Older folks say technology is preventing the younger generation from following in their footsteps, literally. One-quarter of young British adults ages 18-24 admits to leading a sedentary lifestyle.

A survey of 2,000 people in the United Kingdom conducted this month showed that many young adults walk an average of only five minutes per day, barely enough steps to get from the doorstep to the car, or even from the couch to fridge. Whereas middle-aged parents ages 42-54 place the blame squarely on contemporary communications and information technology, young adults indirectly hinted toward the same excuse.

The top excuse for a lack of locomotion? “I don’t have anyone to walk with,” young adults told pollsters, suggesting greater social interaction online and fewer encounters in the physical environment.

On average, British women walked 12 minutes per day, while men walked only eight minutes per day. Both fell far short of recommendations from the British Heart Foundation, which recommends 30 minutes per day of walking. Likewise, the U.S. Centers for Disease Control and Prevention recommends that adults of all ages walk an average of 30 minutes per day, suggesting health benefits from even three brisk 10-minute walks per day.

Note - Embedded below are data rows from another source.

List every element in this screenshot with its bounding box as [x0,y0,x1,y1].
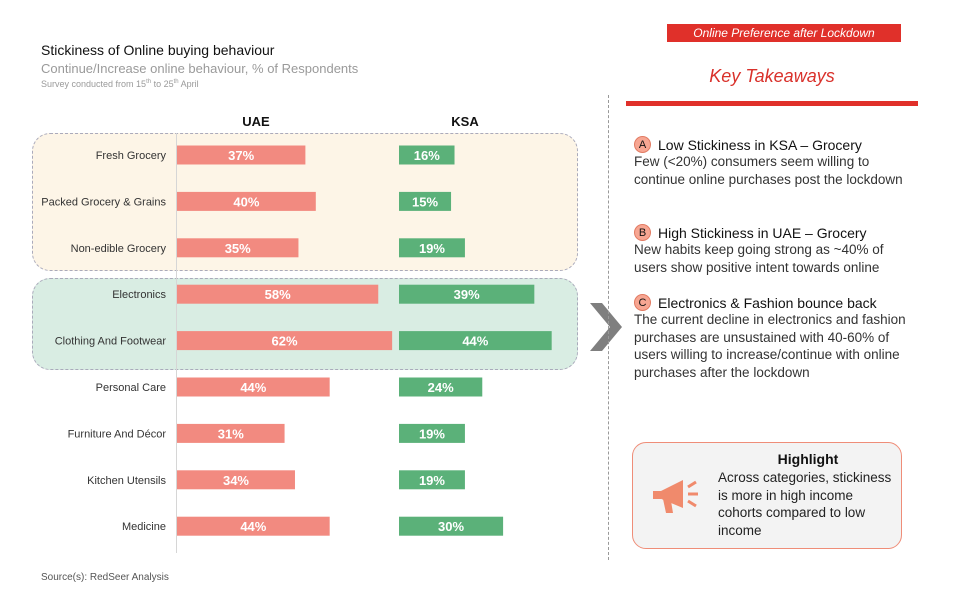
bar-ksa [399,470,465,490]
bar-uae [177,191,316,211]
data-label: 39% [454,287,480,302]
series-header-ksa: KSA [451,114,479,129]
bar-ksa [399,238,465,258]
data-label: 31% [218,426,244,441]
bar-uae [177,238,299,258]
bar-uae [177,284,379,304]
bar-ksa [399,423,465,443]
highlight-title: Highlight [777,451,839,467]
key-takeaways-heading: Key Takeaways [709,66,835,86]
bar-uae [177,377,330,397]
data-label: 19% [419,426,445,441]
data-label: 19% [419,241,445,256]
highlight-body: Across categories, stickiness is more in… [718,470,892,538]
preference-banner: Online Preference after Lockdown [667,24,901,42]
data-label: 44% [462,334,488,349]
category-label: Fresh Grocery [96,150,167,162]
survey-note: Survey conducted from 15th to 25th April [41,79,199,89]
bar-ksa [399,331,552,351]
megaphone-icon [653,480,698,513]
bar-ksa [399,516,504,536]
category-label: Personal Care [96,382,166,394]
takeaway-body: The current decline in electronics and f… [634,312,906,380]
data-label: 19% [419,473,445,488]
source-note: Source(s): RedSeer Analysis [41,572,169,583]
takeaway-title: Low Stickiness in KSA – Grocery [658,136,862,153]
bar-uae [177,516,330,536]
category-label: Furniture And Décor [68,428,167,440]
bar-ksa [399,145,455,165]
series-header-uae: UAE [242,114,270,129]
takeaway-badge: A [634,136,651,153]
takeaway-body: Few (<20%) consumers seem willing to con… [634,154,903,187]
highlight-box: Highlight Across categories, stickiness … [632,442,902,549]
takeaway-badge: B [634,224,651,241]
takeaway-title: Electronics & Fashion bounce back [658,294,877,311]
category-label: Clothing And Footwear [55,336,167,348]
category-axis-line [176,133,177,553]
chevron-right-icon [590,303,622,351]
chart-subtitle: Continue/Increase online behaviour, % of… [41,61,359,76]
bar-ksa [399,284,535,304]
data-label: 58% [265,287,291,302]
data-label: 40% [233,194,259,209]
takeaway-a: A Low Stickiness in KSA – Grocery Few (<2… [634,136,909,188]
bar-uae [177,331,393,351]
category-label: Electronics [112,289,166,301]
data-label: 24% [428,380,454,395]
takeaway-body: New habits keep going strong as ~40% of … [634,242,884,275]
data-label: 16% [414,148,440,163]
bar-uae [177,145,306,165]
data-label: 37% [228,148,254,163]
bar-chart: Fresh Grocery 37% 16% Packed Grocery & Grai… [41,145,552,536]
chart-title: Stickiness of Online buying behaviour [41,42,275,58]
heading-rule [626,101,918,106]
data-label: 30% [438,519,464,534]
bar-ksa [399,377,483,397]
data-label: 44% [240,519,266,534]
data-label: 34% [223,473,249,488]
section-divider [608,95,609,560]
data-label: 44% [240,380,266,395]
data-label: 15% [412,194,438,209]
bar-uae [177,470,295,490]
category-label: Medicine [122,521,166,533]
category-label: Kitchen Utensils [87,475,166,487]
bar-ksa [399,191,452,211]
takeaway-b: B High Stickiness in UAE – Grocery New ha… [634,224,909,276]
takeaway-title: High Stickiness in UAE – Grocery [658,224,867,241]
data-label: 35% [225,241,251,256]
data-label: 62% [272,334,298,349]
category-label: Non-edible Grocery [71,243,167,255]
category-label: Packed Grocery & Grains [41,196,166,208]
takeaway-c: C Electronics & Fashion bounce back The c… [634,294,909,381]
takeaway-badge: C [634,294,651,311]
bar-uae [177,423,285,443]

British women said they skipped walking on many days because of a lack of energy, or because of poor weather. Men were more likely to blame busy work schedules and a lack of time.

Paula Franklin, a manager at British healthcare company Bupa, told The Telegraph it’s easy to make excuses for lack of exercise, even for walking — the most basic, affordable, and easiest form of physical activity possible.

“Walking can usually fit easily into your daily routine and something as simple as choosing to walk even part of the way to work instead of taking the car or bus can have a huge impact on your health,” Franklin said. “For example, adding just 20 minutes walking to your day can dramatically reduce the risk of cardiovascular disease, which includes heart disease and strokes.”

Although some Britons blamed poor weather or unsafe neighborhoods, one excuse in particular seemed counterintuitive: 12 percent of survey respondents blamed their present lack of fitness on their decision to refrain from walking. While mobility is understandably an issue for many, what better way to increase your fitness than by taking a walk?